O Brasil é citado como exemplo no relatório em razão das práticas adotadas. São elogiados o sistema de banco de leite materno e a ampliação da prática de alojamento conjunto, que permite à mãe ficar próxima do bebê, o que facilita o aleitamento. As consequências dessas políticas ficam claras nas estatísticas. No período entre 1974 e 1975, uma criança brasileira recebia leite materno por um período médio entre dois e cinco meses. Entre 2006 e 2007, essa marca havia saltado para 14 meses. Entre 1996 e 2006, a média de crianças que recebiam leite materno por pelo menos um ano havia crescido 15%.

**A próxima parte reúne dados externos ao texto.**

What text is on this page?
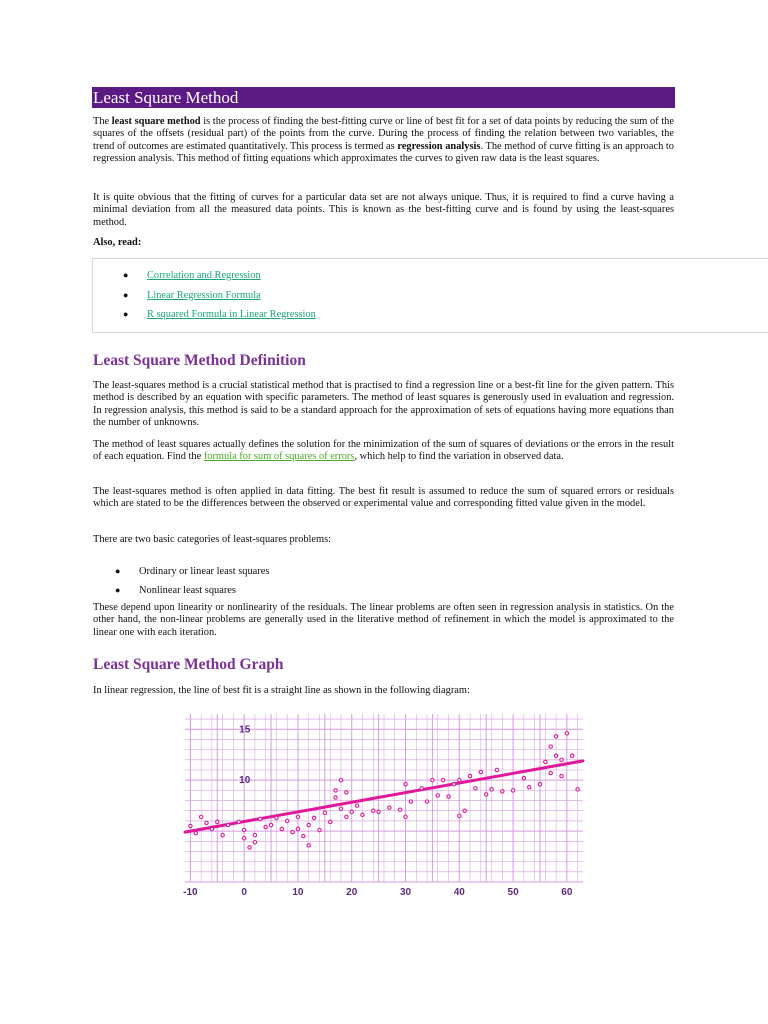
Least Square Method

The least square method is the process of finding the best-fitting curve or line of best fit for a set of data points by reducing the sum of the squares of the offsets (residual part) of the points from the curve. During the process of finding the relation between two variables, the trend of outcomes are estimated quantitatively. This process is termed as regression analysis. The method of curve fitting is an approach to regression analysis. This method of fitting equations which approximates the curves to given raw data is the least squares.

It is quite obvious that the fitting of curves for a particular data set are not always unique. Thus, it is required to find a curve having a minimal deviation from all the measured data points. This is known as the best-fitting curve and is found by using the least-squares method.

Also, read:

● Correlation and Regression
● Linear Regression Formula
● R squared Formula in Linear Regression
Least Square Method Definition

The least-squares method is a crucial statistical method that is practised to find a regression line or a best-fit line for the given pattern. This method is described by an equation with specific parameters. The method of least squares is generously used in evaluation and regression. In regression analysis, this method is said to be a standard approach for the approximation of sets of equations having more equations than the number of unknowns.

The method of least squares actually defines the solution for the minimization of the sum of squares of deviations or the errors in the result of each equation. Find the formula for sum of squares of errors, which help to find the variation in observed data.

The least-squares method is often applied in data fitting. The best fit result is assumed to reduce the sum of squared errors or residuals which are stated to be the differences between the observed or experimental value and corresponding fitted value given in the model.

There are two basic categories of least-squares problems:

● Ordinary or linear least squares
● Nonlinear least squares

These depend upon linearity or nonlinearity of the residuals. The linear problems are often seen in regression analysis in statistics. On the other hand, the non-linear problems are generally used in the literative method of refinement in which the model is approximated to the linear one with each iteration.

Least Square Method Graph

In linear regression, the line of best fit is a straight line as shown in the following diagram:

-10	0	10	20	30	40	50	60
10
15
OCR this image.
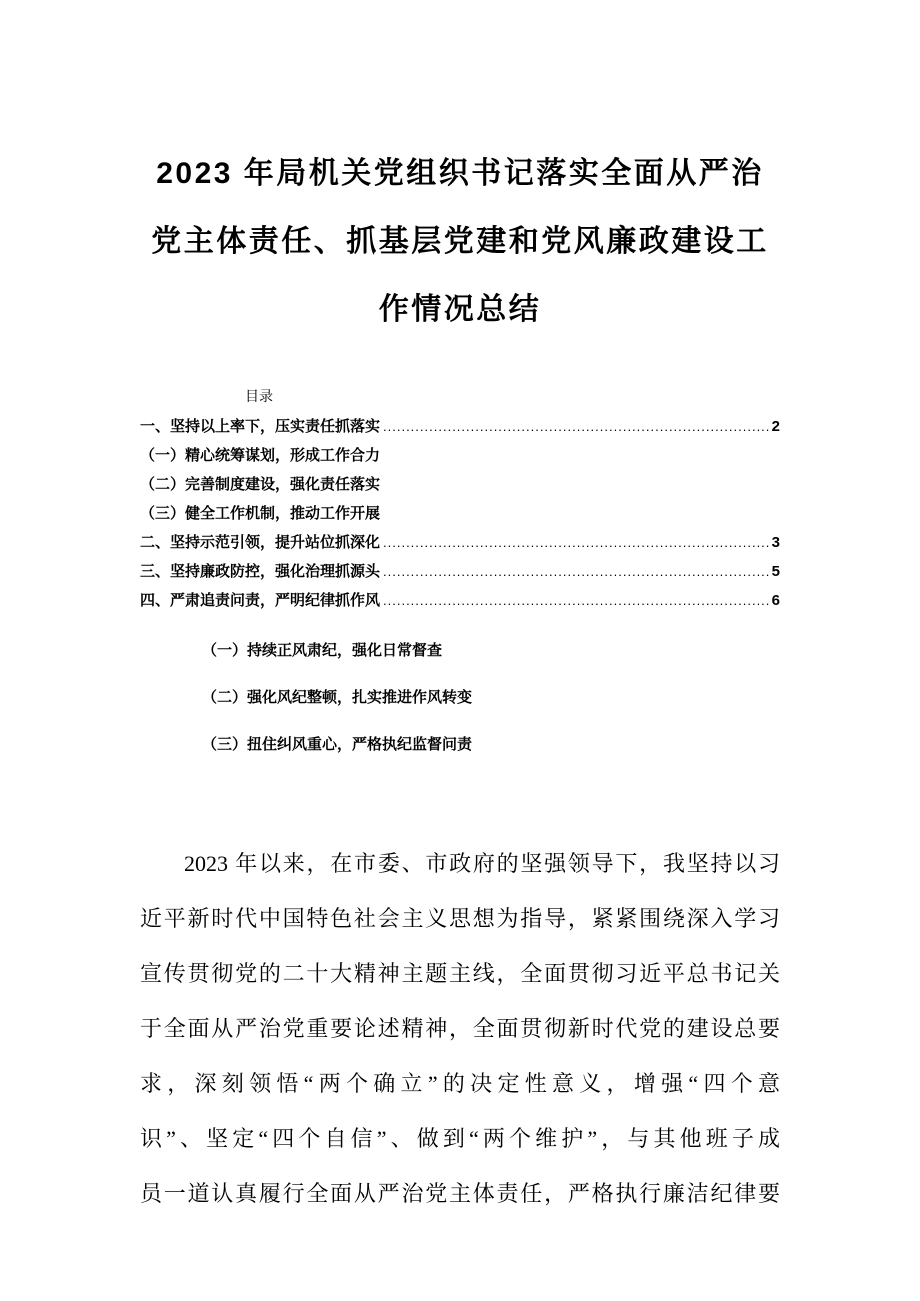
2023 年局机关党组织书记落实全面从严治
党主体责任、抓基层党建和党风廉政建设工
作情况总结
目录
一、坚持以上率下，压实责任抓落实 .....	2
（一）精心统筹谋划，形成工作合力
（二）完善制度建设，强化责任落实
（三）健全工作机制，推动工作开展
二、坚持示范引领，提升站位抓深化 .....	3
三、坚持廉政防控，强化治理抓源头 .....	5
四、严肃追责问责，严明纪律抓作风 .....	6
（一）持续正风肃纪，强化日常督查
（二）强化风纪整顿，扎实推进作风转变
（三）扭住纠风重心，严格执纪监督问责
2023 年以来，在市委、市政府的坚强领导下，我坚持以习
近平新时代中国特色社会主义思想为指导，紧紧围绕深入学习
宣传贯彻党的二十大精神主题主线，全面贯彻习近平总书记关
于全面从严治党重要论述精神，全面贯彻新时代党的建设总要
求，深刻领悟“两个确立”的决定性意义，增强“四个意
识”、坚定“四个自信”、做到“两个维护”，与其他班子成
员一道认真履行全面从严治党主体责任，严格执行廉洁纪律要
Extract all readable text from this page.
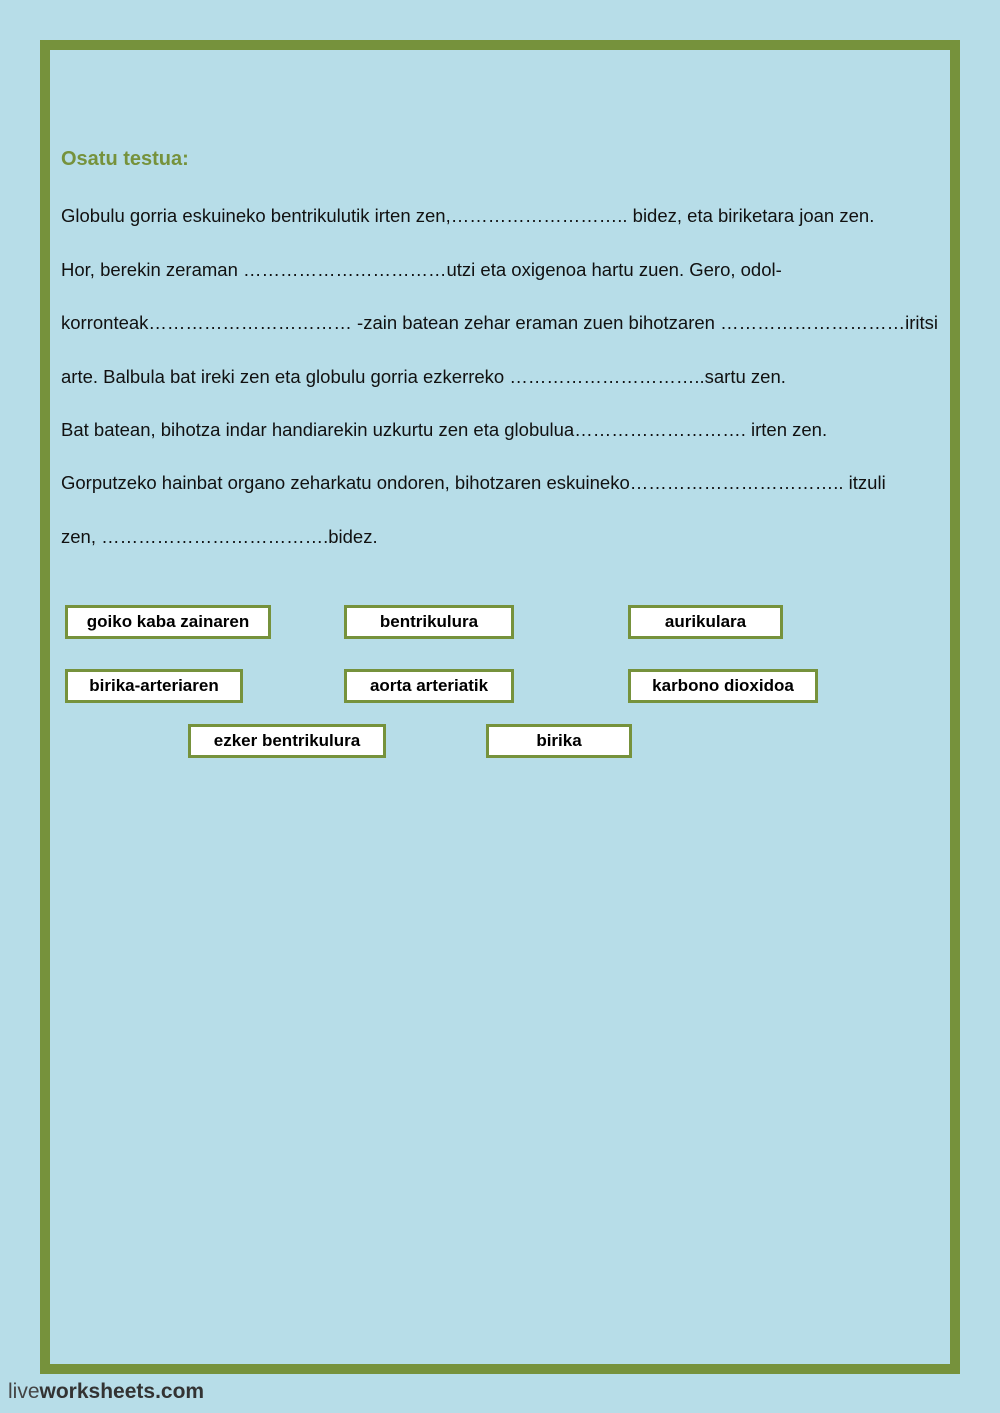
Osatu testua:
Globulu gorria eskuineko bentrikulutik irten zen,……………………….. bidez, eta biriketara joan zen.
Hor, berekin zeraman ……………………………utzi eta oxigenoa hartu zuen. Gero, odol-
korronteak…………………………… -zain batean zehar eraman zuen bihotzaren …………………………iritsi
arte. Balbula bat ireki zen eta globulu gorria ezkerreko …………………………..sartu zen.
Bat batean, bihotza indar handiarekin uzkurtu zen eta globulua………………………. irten zen.
Gorputzeko hainbat organo zeharkatu ondoren, bihotzaren eskuineko…………………………….. itzuli
zen, ……………………………….bidez.
goiko kaba zainaren	bentrikulura	aurikulara
birika-arteriaren	aorta arteriatik	karbono dioxidoa
ezker bentrikulura	birika
liveworksheets.com
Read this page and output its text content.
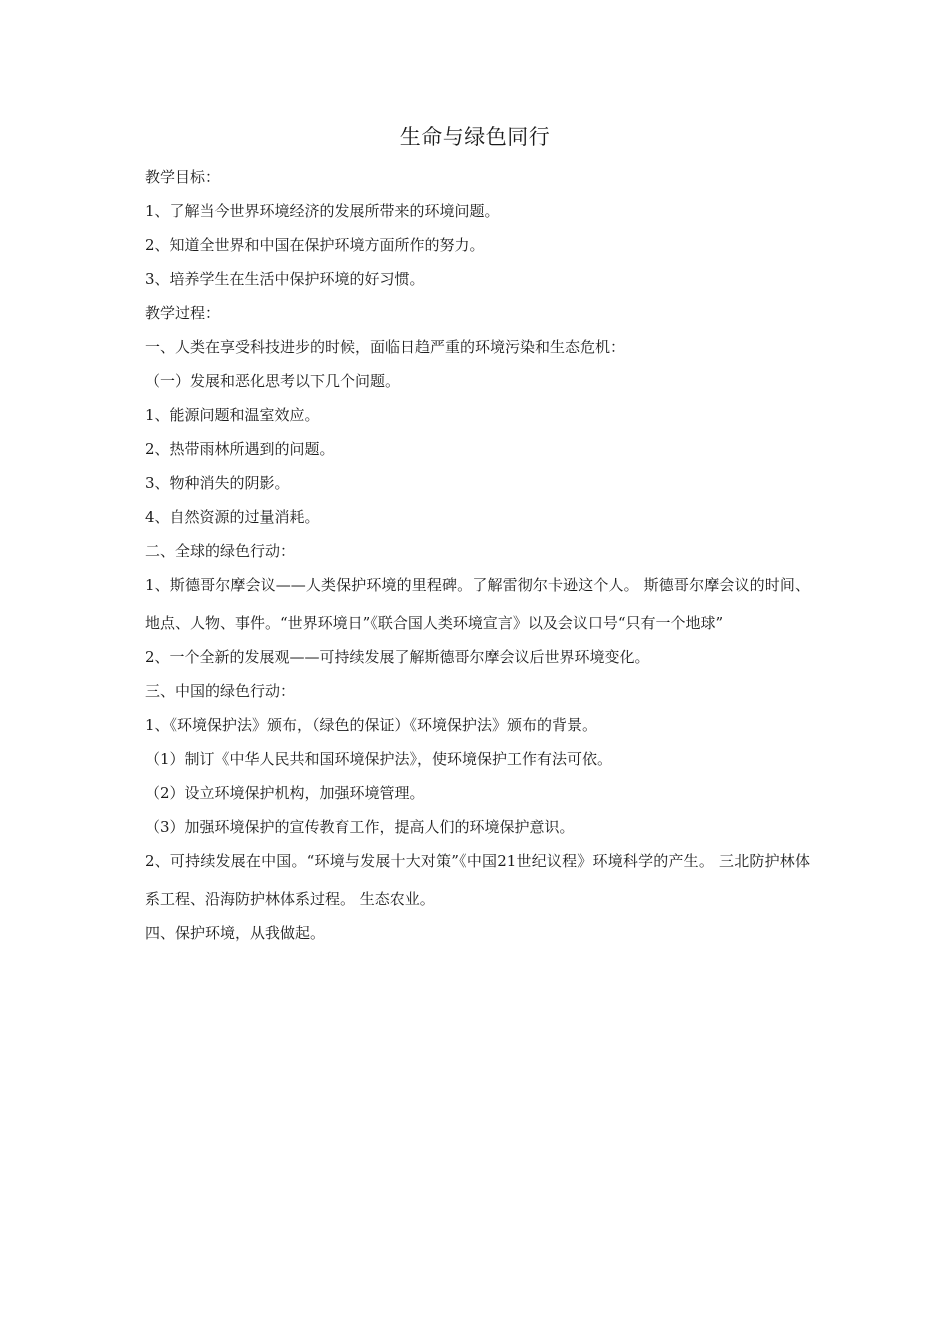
生命与绿色同行
教学目标：
1、了解当今世界环境经济的发展所带来的环境问题。
2、知道全世界和中国在保护环境方面所作的努力。
3、培养学生在生活中保护环境的好习惯。
教学过程：
一、人类在享受科技进步的时候，面临日趋严重的环境污染和生态危机：
（一）发展和恶化思考以下几个问题。
1、能源问题和温室效应。
2、热带雨林所遇到的问题。
3、物种消失的阴影。
4、自然资源的过量消耗。
二、全球的绿色行动：
1、斯德哥尔摩会议——人类保护环境的里程碑。了解雷彻尔卡逊这个人。 斯德哥尔摩会议的时间、地点、人物、事件。“世界环境日”《联合国人类环境宣言》以及会议口号“只有一个地球”
2、一个全新的发展观——可持续发展了解斯德哥尔摩会议后世界环境变化。
三、中国的绿色行动：
1、《环境保护法》颁布，（绿色的保证）《环境保护法》颁布的背景。
（1）制订《中华人民共和国环境保护法》，使环境保护工作有法可依。
（2）设立环境保护机构，加强环境管理。
（3）加强环境保护的宣传教育工作，提高人们的环境保护意识。
2、可持续发展在中国。“环境与发展十大对策”《中国21世纪议程》环境科学的产生。 三北防护林体系工程、沿海防护林体系过程。 生态农业。
四、保护环境，从我做起。
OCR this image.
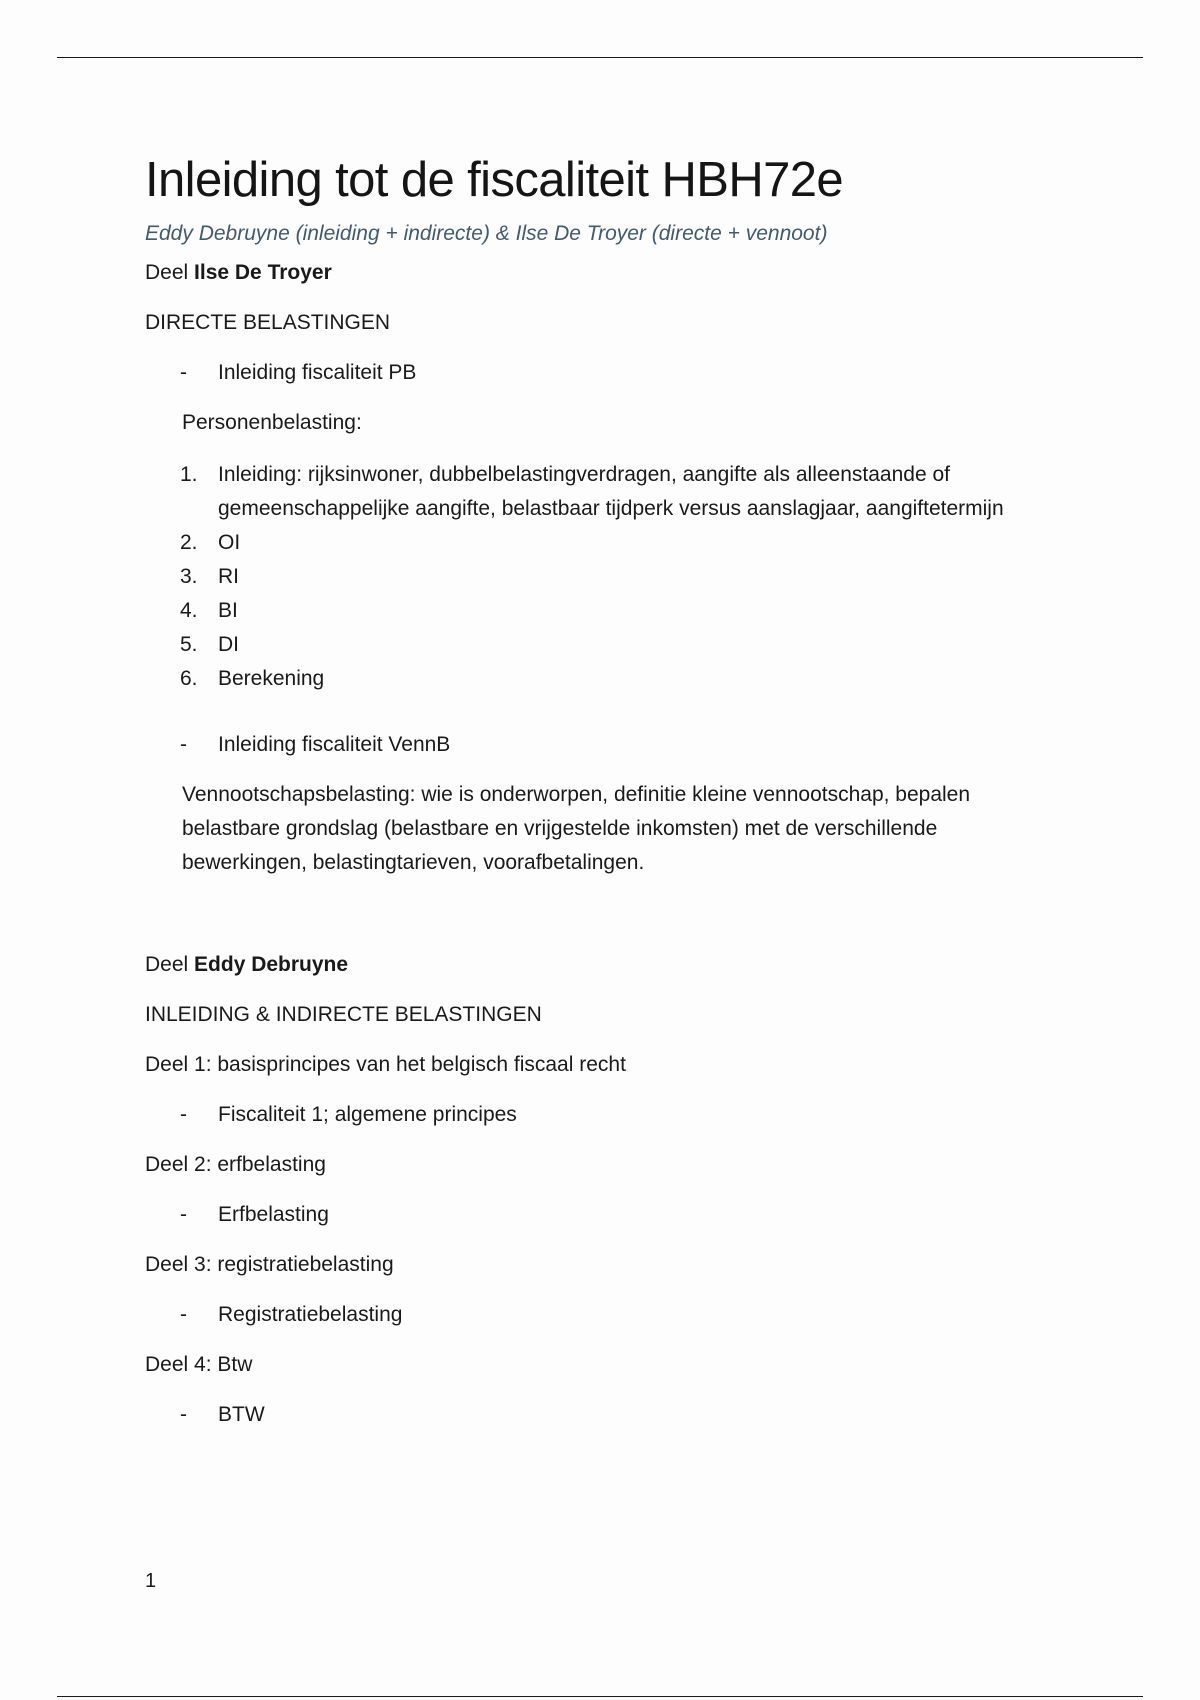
Inleiding tot de fiscaliteit HBH72e
Eddy Debruyne (inleiding + indirecte) & Ilse De Troyer (directe + vennoot)

Deel Ilse De Troyer

DIRECTE BELASTINGEN

- Inleiding fiscaliteit PB
Personenbelasting:
1. Inleiding: rijksinwoner, dubbelbelastingverdragen, aangifte als alleenstaande of gemeenschappelijke aangifte, belastbaar tijdperk versus aanslagjaar, aangiftetermijn
2. OI
3. RI
4. BI
5. DI
6. Berekening
- Inleiding fiscaliteit VennB
Vennootschapsbelasting: wie is onderworpen, definitie kleine vennootschap, bepalen belastbare grondslag (belastbare en vrijgestelde inkomsten) met de verschillende bewerkingen, belastingtarieven, voorafbetalingen.

Deel Eddy Debruyne

INLEIDING & INDIRECTE BELASTINGEN

Deel 1: basisprincipes van het belgisch fiscaal recht

- Fiscaliteit 1; algemene principes

Deel 2: erfbelasting

- Erfbelasting

Deel 3: registratiebelasting

- Registratiebelasting

Deel 4: Btw

- BTW
1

Embora avanços tenham sido muito significativos, Victora afirma ser necessário ampliar essa marca e, sobretudo, evitar que ocorra no Brasil problemas como registrados em outros países. O estudo indica haver uma tendência de que, com aumento da renda familiar haja uma migração do aleitamento materno para substitutos. Victora considera essencial, por exemplo, a realização de campanhas que incentivem a amamentação. “A regularidade dessas iniciativas foi bastante reduzida. O ideal é que elas sejam retomadas”, completou.

Victora afirma também ser essencial movimentos que garantam o aleitamento e evitem constrangimento, quando isso é realizado em espaços públicos. “A aprovação de regras, a exemplo de São Paulo, que garantem a amamentação é um ótimo instrumento”, completou.